You may be thinking, of course this is her “favorite thing.”  Who doesn’t love the beauty and history of Washington Square North?  True, but my connection with these buildings goes a bit deeper than that.  The fall of my senior year of high school, while waiting to hear back from colleges including my dream school NYU, I was taking an art class.  We were given an assignment to find a picture of a scene in 2-point perspective and draw it.  I loved the City, so I Google Image searched “NYC houses.”  I selected a beautiful photo of the Row and picked up my pencil.  This drawing became one of my favorites I had done and it was a big hit with my teachers.  Unbeknownst to me, what I was drawing was situated in the heart of NYU, the school I would find out a month or so later that I would be attending.  Further unbeknownst to me, what I was drawing was situated in the heart of the catchment area of GVSHP, the organization I would come to love and work for.  This little high school drawing foreshadowed the next six years of my life.  Now, when I walk by Washington Square North I not only think of its Flemish Bond and intact cornices, but I think how lucky I am to be living out my dreams!

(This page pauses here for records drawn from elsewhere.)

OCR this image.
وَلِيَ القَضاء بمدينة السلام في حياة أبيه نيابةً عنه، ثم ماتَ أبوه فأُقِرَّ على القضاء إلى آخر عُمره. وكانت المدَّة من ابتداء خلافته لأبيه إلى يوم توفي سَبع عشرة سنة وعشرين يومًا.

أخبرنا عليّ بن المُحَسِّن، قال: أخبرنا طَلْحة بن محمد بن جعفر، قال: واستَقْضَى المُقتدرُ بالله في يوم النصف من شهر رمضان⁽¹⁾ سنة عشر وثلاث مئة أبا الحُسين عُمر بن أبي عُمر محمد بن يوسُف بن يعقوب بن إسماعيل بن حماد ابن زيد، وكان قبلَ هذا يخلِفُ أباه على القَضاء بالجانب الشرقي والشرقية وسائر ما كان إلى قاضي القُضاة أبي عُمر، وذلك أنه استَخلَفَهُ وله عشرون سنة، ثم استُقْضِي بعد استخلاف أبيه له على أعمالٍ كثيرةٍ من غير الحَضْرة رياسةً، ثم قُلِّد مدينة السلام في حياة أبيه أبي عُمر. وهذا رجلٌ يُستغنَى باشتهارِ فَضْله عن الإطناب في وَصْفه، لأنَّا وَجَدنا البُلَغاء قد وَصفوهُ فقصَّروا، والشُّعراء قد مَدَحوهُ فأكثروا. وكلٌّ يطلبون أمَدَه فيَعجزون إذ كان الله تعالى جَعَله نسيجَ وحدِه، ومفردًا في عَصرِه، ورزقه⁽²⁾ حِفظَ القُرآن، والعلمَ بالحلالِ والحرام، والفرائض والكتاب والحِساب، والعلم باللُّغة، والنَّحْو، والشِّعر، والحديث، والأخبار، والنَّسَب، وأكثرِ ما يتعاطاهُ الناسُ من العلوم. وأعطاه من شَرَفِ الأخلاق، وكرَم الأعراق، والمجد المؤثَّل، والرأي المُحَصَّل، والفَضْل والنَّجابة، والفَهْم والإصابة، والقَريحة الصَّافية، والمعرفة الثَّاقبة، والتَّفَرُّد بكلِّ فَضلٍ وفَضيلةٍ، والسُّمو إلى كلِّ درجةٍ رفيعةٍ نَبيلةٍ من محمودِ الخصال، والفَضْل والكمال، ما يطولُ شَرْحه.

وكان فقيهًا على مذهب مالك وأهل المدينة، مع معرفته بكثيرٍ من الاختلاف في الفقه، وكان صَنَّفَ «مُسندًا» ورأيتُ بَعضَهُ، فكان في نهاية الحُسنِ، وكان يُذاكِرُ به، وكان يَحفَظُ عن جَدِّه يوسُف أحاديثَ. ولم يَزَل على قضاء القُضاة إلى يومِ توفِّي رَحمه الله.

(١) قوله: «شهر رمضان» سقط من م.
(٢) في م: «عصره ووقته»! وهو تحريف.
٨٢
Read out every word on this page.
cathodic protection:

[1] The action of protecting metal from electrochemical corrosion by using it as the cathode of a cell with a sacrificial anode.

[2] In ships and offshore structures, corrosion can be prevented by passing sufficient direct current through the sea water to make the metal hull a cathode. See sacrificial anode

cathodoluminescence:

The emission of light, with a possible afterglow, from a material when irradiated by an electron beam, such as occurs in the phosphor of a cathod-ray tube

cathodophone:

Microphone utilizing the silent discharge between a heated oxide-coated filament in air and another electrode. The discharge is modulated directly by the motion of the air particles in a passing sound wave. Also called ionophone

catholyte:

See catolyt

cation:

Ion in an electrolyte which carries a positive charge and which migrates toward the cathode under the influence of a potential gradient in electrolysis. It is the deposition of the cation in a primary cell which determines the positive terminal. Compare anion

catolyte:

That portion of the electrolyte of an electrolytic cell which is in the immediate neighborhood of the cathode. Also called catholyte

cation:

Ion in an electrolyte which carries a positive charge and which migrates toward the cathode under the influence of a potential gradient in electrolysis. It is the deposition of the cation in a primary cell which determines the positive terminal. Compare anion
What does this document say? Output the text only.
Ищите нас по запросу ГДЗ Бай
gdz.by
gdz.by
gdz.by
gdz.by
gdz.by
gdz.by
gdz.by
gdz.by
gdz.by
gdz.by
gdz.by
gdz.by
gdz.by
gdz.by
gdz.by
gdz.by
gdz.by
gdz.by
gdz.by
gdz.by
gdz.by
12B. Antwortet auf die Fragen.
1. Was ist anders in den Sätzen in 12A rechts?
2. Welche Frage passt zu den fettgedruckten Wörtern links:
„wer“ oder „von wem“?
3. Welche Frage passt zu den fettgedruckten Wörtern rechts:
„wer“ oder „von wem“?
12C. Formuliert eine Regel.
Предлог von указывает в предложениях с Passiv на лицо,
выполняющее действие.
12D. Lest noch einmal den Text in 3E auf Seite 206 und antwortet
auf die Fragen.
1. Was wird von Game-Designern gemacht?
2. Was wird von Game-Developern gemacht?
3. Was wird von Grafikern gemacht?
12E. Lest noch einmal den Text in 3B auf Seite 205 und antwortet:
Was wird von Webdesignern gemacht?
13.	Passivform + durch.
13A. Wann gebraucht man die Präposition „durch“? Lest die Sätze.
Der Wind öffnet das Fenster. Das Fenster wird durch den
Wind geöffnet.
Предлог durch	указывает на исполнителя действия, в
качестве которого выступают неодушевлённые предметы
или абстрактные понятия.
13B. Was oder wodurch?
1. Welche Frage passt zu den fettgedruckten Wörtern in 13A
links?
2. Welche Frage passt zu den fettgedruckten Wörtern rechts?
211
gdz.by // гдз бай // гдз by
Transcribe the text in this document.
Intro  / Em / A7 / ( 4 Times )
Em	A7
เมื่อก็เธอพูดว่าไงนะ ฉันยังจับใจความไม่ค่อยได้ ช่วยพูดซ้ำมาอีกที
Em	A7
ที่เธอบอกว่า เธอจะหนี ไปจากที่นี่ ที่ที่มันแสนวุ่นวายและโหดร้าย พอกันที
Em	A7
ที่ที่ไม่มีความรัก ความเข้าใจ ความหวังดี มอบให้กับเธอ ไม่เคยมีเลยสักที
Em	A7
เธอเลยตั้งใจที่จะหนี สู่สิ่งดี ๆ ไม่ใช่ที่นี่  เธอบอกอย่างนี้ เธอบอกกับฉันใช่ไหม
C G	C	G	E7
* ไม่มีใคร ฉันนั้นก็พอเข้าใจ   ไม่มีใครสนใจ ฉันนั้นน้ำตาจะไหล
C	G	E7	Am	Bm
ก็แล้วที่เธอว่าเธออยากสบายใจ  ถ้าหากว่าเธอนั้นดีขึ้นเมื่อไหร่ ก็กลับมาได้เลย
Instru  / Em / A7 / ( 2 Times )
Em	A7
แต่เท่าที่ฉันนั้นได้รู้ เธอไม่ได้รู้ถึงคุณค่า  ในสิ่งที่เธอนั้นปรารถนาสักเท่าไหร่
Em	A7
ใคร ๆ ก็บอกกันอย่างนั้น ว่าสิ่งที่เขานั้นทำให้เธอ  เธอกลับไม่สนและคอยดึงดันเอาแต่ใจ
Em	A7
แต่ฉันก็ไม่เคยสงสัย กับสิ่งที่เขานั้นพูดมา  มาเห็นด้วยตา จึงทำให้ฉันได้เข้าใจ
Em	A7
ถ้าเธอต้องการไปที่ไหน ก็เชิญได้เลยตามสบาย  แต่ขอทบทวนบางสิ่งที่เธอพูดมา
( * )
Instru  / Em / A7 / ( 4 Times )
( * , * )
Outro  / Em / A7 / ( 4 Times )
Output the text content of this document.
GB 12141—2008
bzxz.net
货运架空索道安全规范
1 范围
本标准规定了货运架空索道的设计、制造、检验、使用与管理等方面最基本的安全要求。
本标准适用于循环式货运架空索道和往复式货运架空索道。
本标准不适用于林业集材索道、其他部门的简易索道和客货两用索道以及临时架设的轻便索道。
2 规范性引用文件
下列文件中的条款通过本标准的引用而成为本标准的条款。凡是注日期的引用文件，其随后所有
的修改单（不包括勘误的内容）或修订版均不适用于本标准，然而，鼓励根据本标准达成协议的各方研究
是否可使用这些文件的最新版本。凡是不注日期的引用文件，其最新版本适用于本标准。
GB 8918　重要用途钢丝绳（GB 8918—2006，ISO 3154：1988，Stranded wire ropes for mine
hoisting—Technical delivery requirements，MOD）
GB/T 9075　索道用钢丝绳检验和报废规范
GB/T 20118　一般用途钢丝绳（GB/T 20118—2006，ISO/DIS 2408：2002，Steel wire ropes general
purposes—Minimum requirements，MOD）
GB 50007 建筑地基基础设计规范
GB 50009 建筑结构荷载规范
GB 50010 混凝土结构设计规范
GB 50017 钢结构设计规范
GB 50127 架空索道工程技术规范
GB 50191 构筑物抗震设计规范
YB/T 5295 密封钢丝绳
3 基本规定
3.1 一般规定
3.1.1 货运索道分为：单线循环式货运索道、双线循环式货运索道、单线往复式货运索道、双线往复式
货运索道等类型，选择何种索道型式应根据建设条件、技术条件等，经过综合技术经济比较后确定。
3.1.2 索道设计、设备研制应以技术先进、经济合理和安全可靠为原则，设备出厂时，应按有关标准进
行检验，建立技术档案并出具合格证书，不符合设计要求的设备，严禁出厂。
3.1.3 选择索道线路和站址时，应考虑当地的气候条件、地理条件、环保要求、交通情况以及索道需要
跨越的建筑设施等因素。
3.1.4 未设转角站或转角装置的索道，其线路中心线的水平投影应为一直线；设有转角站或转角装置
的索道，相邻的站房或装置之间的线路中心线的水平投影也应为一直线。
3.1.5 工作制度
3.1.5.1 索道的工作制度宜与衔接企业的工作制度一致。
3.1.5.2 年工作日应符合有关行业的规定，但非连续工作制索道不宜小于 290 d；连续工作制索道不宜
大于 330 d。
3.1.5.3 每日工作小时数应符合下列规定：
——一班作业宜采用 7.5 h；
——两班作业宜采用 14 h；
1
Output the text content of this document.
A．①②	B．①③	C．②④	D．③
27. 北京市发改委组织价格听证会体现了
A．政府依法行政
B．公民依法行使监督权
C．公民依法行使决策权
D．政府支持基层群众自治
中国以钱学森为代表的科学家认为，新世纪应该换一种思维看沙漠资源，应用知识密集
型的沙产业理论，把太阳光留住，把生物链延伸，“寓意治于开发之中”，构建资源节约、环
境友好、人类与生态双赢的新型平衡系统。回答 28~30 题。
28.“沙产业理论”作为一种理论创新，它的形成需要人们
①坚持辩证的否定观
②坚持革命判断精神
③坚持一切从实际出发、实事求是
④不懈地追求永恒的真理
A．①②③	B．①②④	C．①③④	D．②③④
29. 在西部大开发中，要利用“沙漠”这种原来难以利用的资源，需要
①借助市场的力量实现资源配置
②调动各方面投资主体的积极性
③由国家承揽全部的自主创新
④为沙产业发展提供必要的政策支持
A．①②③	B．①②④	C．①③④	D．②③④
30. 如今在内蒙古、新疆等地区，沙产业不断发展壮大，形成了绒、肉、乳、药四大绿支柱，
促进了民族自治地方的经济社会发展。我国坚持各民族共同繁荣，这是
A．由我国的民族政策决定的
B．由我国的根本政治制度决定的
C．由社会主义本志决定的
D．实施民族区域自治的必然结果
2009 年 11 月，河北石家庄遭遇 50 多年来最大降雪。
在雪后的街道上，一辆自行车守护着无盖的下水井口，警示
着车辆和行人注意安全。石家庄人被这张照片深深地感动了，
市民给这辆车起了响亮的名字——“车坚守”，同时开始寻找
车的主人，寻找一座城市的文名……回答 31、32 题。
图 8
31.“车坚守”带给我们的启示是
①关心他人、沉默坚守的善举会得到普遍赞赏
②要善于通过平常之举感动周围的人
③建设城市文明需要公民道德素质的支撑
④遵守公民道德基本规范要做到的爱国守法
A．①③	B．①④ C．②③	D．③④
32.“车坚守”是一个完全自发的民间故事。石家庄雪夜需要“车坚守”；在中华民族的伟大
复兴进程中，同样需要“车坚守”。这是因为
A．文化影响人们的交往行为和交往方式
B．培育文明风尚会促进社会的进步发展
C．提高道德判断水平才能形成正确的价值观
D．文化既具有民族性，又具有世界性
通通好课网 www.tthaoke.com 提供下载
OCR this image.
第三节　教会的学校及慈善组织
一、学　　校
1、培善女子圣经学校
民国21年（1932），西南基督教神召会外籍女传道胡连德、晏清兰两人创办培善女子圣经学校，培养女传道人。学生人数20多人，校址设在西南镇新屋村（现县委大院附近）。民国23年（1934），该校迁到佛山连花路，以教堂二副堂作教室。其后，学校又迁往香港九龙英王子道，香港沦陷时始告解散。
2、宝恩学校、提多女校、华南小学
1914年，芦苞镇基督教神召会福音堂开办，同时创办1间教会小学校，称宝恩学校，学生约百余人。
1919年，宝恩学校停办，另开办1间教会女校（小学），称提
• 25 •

4 responses to “My Favorite Things: Washington Square North

  1. I really enjoyed reading this along with your personal connection to the block/area. One note – Henry James actually lived ON Washington Square East and was quite distraught when he discovered his childhood home there was torn down by NYU. He had a connection to the area greater than his grandmother being there and visiting her.

    Thanks for this great blog! Fun and interesting to read.